Last year, Transnet’s relationship with the Guptas was flagged in public protector Thuli Madonsela’s "state of capture" report. It revealed that in 2016, Transnet paid R167m to Trillian Asset Management, a small asset manager controlled by long-time Gupta business partner, Salim Essa.
Trillian was paid to "structure" a multibillion-rand loan needed to buy locomotives — a deal for which there appeared to be little justification.
Speaking to the Financial Mail at the Africa CEO Forum in Geneva last week, Gama became increasingly defensive when asked about this relationship.
"We’ve never seen any share certificate of Trillian that says Trillian is owned by any Gupta family members. I don’t know because I live in the practical and real world," he said.
Essa is a part-owner of a number of Gupta enterprises, and has been painted by many as a stalking horse for the influential family.
But Gama defended the Guptas too, slating many of the allegations against them as "alternative facts".
"I am not aware that as we sit here today there is any member of the Gupta family who has been criminally convicted and therefore requires to be blacklisted and must not do any business with anyone," he said.
Yet the evidence in Madonsela’s report, as well as the fact that the banks chose to close the Gupta accounts based on moneylaundering concerns, would suggest there is enough to warrant a more circumspect approach.
Gama rejects this: "If you come to me and say here is anybody, whether Gupta or anyone, who has been criminally convicted, we will not do business with them. Show me the evidence."
He added: "But the Guptas don’t do any business with Transnet anyway so I don’t even know why we’re having this discussion."
His response echoes that of former Eskom CEO Brian Molefe, who said the Guptas had been smeared by "gossip and innuendo", and found guilty only by a kangaroo court.
Molefe, however, was dealt a severe blow by Madonsela’s report, which revealed he claimed to be a "very good friend" of the family, which had scored suspicious coal contracts for which they had been prepaid upfront.
Madonsela’s report cited news reports detailing how Essa profited from lucrative Transnet contracts, even though he was allegedly a former business partner of the family of Transnet’s then-chair, Linda Mabaso.

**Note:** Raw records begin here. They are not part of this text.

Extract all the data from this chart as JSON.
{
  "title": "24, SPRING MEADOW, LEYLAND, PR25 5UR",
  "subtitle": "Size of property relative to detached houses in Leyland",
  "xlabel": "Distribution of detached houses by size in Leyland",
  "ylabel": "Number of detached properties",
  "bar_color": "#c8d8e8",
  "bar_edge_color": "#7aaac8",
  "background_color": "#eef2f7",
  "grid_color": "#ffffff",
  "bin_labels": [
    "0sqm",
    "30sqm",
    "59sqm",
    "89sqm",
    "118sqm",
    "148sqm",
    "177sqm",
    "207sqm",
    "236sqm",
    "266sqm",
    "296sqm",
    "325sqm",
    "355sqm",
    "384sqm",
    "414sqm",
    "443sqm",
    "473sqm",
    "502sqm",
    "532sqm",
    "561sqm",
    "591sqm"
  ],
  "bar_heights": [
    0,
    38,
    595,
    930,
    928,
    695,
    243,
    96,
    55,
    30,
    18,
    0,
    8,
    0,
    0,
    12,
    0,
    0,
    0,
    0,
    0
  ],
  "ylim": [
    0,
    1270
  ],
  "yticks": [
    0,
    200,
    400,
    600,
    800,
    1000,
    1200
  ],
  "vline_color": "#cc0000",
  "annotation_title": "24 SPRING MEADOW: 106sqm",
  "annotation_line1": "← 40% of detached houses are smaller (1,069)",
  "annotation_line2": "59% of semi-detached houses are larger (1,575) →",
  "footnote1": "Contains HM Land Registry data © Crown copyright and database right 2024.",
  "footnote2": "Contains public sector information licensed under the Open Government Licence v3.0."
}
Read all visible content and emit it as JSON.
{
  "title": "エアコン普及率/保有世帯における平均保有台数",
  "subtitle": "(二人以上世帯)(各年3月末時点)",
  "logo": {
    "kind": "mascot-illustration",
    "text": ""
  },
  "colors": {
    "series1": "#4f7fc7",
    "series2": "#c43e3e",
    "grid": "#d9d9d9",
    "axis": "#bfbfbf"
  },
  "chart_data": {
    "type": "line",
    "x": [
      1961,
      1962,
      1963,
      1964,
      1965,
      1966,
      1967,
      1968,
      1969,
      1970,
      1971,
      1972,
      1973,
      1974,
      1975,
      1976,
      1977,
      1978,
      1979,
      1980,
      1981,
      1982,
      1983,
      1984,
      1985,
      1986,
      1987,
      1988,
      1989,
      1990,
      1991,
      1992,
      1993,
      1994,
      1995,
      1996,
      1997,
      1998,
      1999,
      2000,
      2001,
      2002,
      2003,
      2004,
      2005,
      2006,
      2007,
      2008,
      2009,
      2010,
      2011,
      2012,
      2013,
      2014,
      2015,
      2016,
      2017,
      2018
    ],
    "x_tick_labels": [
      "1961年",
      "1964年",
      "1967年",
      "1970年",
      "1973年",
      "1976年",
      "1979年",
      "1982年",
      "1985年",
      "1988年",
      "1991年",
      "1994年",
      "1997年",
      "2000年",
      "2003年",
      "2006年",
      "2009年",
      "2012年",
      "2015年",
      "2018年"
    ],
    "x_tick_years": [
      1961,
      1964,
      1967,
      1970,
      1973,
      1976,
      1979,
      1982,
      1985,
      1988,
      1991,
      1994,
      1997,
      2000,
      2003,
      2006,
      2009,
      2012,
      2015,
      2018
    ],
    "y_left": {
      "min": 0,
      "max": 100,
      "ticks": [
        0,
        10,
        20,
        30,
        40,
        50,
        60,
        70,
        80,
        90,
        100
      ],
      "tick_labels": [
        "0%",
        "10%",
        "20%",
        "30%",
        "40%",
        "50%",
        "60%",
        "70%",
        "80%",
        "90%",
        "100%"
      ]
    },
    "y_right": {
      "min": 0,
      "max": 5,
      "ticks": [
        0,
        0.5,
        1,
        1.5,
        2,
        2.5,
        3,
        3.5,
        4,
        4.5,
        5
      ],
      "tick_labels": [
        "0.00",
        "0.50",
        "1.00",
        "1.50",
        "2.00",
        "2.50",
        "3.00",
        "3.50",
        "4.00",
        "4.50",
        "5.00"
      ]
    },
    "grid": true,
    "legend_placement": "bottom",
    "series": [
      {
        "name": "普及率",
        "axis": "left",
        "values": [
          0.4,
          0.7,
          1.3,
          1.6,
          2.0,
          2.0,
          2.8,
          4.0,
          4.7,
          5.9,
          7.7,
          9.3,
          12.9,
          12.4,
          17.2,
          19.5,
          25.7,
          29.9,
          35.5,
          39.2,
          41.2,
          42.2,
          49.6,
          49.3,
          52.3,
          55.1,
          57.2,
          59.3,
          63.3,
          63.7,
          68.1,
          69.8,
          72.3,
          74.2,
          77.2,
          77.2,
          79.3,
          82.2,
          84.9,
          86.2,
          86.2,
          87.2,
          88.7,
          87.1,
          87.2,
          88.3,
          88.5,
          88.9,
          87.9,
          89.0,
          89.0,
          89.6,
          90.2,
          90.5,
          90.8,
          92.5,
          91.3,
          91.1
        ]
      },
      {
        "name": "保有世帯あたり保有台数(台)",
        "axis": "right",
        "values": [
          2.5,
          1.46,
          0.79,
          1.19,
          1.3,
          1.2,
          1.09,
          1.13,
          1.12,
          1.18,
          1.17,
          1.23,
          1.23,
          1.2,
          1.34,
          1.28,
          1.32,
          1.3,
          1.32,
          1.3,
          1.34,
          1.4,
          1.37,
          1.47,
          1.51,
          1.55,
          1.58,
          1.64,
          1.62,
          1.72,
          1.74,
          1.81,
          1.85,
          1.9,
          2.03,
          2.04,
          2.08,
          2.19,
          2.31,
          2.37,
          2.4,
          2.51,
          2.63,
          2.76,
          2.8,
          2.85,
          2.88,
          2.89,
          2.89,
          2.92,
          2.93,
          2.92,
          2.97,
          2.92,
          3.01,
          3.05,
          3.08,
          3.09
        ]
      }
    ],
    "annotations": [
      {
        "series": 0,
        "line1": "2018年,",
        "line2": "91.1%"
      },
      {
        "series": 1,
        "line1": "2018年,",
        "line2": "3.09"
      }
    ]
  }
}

She said a deeper probe into Transnet’s links with Essa and the Guptas would "form part of the next phase of the investigation".
However, in November, Transnet axed its involvement with both Trillian and Regiments Capital, another company linked to the Guptas. At the time, Gama said a continued relationship was "no longer in our interests".
But the allegations aren’t confined to Madonsela’s report. Last year, amaBhungane reported that Homix, a letterbox company, made millions on apparent kickbacks from companies doing business with Transnet.
Telecoms operator Neotel, for example, is said to have paid Homix in the tens of millions to close Transnet deals worth R2bn.
Asked about this, Gama shot back: "There is a lot of perception and sentiment. What is the issue? Is there something you know that I don’t?"
But the sentiment remains unhelpful to Transnet, which
has been painted as terminally captured by those close to the Gupta family.